At the same time IATA, at least as of this writing, is not ready to endorse an outright ban of bulk shipments of lithium-ions on passenger aircraft. “We don’t believe that a total prohibition is the correct approach,” says Perry Flint, IATA’s head of corporate communications for The Americas. He says IATA has seen no incidents “involving correctly manufactured and properly compliant shipments.”
As the bureaucratic back and forth continues, some carriers have taken matters into their own hands, and unambiguously prohibited bulk shipments of the batteries on their aircraft. United Airlines, Virgin Australia, Qantas and Delta Air Lines are four of them. United spokesman Charles Hobart, citing safety concerns, says, “While the risk is minimal, United has chosen to eliminate this potential risk by no longer accepting or loading any bulk shipments of UN3480 lithium ion batteries.”
How many other airlines follow suit remains to be seen. That could become clearer as IACO prepares to tackle the topic.

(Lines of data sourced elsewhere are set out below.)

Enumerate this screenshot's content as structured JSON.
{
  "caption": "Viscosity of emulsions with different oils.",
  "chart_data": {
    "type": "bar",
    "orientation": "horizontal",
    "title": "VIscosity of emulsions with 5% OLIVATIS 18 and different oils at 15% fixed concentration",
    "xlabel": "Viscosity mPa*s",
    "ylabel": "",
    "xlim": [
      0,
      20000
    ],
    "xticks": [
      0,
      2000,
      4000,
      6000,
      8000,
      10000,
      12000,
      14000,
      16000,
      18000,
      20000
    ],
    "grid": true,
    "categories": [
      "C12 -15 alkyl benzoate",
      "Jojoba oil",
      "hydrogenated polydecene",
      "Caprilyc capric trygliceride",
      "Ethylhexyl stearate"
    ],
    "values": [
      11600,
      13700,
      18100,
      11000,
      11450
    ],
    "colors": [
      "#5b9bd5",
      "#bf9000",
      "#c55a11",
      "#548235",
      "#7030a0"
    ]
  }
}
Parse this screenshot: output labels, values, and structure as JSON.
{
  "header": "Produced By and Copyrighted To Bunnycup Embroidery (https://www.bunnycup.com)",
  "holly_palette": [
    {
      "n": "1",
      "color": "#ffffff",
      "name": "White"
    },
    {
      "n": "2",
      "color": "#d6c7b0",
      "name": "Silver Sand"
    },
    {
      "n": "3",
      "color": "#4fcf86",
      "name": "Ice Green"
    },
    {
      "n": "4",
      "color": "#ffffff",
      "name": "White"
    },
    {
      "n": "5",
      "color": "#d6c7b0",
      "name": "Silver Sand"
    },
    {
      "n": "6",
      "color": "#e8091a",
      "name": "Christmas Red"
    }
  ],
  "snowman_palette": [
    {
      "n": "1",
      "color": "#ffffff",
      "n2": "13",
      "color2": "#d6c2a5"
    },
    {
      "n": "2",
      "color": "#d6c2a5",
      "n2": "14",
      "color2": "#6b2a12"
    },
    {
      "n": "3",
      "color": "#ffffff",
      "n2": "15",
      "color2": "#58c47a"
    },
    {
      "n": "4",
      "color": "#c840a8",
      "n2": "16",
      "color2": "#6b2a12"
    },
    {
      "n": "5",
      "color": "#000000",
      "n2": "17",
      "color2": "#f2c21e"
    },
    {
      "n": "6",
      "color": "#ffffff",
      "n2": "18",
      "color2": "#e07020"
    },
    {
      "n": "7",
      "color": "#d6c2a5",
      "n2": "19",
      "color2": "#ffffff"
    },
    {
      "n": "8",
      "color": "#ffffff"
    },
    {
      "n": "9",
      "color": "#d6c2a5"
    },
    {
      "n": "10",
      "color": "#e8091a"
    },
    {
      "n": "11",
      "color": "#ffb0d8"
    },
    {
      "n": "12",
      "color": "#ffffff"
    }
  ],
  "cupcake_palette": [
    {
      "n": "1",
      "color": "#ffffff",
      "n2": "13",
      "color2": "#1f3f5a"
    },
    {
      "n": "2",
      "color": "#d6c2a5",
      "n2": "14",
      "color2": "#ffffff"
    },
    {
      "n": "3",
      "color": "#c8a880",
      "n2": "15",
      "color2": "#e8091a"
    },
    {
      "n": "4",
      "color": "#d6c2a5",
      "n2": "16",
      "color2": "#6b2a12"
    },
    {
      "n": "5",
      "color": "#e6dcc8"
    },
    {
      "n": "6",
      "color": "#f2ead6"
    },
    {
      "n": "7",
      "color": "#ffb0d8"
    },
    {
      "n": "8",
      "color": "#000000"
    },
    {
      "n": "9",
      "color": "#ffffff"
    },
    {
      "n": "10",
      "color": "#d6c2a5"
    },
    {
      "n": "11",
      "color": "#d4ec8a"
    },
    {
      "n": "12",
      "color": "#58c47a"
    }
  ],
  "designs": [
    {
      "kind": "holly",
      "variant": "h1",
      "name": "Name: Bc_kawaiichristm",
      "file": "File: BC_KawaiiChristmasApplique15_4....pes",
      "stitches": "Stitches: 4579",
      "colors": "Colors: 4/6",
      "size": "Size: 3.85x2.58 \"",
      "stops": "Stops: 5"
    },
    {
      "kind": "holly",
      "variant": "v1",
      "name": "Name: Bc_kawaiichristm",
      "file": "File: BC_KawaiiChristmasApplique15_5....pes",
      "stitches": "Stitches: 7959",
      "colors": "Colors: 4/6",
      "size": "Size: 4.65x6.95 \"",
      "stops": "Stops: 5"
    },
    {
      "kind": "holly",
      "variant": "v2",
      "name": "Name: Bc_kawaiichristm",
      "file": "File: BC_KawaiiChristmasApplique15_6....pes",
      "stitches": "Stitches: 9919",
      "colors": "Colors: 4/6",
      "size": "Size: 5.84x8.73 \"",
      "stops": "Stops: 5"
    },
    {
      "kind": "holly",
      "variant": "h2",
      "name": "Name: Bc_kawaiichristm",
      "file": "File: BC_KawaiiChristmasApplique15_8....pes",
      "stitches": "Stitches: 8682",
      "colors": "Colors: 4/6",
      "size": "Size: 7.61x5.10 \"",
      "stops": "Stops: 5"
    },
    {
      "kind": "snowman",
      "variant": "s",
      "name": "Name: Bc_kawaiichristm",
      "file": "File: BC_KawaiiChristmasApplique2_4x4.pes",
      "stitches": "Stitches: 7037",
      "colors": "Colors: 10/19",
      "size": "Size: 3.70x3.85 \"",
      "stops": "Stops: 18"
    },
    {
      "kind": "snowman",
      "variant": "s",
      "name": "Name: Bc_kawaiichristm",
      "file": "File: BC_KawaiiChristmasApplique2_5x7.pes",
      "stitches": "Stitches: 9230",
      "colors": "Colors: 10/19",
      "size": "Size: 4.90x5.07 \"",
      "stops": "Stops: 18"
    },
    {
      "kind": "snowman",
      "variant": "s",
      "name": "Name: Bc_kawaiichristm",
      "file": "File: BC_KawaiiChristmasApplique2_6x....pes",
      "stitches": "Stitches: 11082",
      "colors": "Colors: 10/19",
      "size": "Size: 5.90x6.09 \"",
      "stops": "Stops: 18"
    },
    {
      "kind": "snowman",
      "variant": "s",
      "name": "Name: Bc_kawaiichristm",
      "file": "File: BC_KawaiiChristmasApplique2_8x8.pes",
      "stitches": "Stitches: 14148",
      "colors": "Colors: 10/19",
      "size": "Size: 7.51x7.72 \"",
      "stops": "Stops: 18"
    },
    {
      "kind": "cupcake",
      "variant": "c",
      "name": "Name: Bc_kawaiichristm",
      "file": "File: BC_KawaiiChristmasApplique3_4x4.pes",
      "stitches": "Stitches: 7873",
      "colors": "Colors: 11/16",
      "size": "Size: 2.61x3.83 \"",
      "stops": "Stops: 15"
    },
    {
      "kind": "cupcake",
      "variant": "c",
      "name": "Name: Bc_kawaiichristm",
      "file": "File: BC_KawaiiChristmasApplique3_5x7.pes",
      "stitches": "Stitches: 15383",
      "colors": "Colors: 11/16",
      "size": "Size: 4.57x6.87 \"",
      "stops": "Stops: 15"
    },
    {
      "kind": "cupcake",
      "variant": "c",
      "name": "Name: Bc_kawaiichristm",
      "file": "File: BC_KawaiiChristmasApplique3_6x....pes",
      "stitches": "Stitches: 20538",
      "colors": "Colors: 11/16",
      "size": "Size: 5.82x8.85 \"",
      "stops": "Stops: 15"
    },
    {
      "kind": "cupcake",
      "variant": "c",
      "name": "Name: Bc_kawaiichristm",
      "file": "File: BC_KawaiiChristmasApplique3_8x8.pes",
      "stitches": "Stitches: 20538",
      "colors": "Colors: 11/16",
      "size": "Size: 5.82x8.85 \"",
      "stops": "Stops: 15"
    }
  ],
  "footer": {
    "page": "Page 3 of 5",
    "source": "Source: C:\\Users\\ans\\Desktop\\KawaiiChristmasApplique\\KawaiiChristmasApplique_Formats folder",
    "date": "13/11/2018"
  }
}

None of this means you can’t still take that lithium-ion-powered computer of yours into the passenger cabin in your carry-on hand luggage. However, you can’t pack any lithium-powered devices, including laptops, in a checked bag. As for spare lithium-ion batteries, they’re also limited to carry-on only, and they should be individually protected from short-circuits by taping the terminals or putting them in a sealable plastic bag.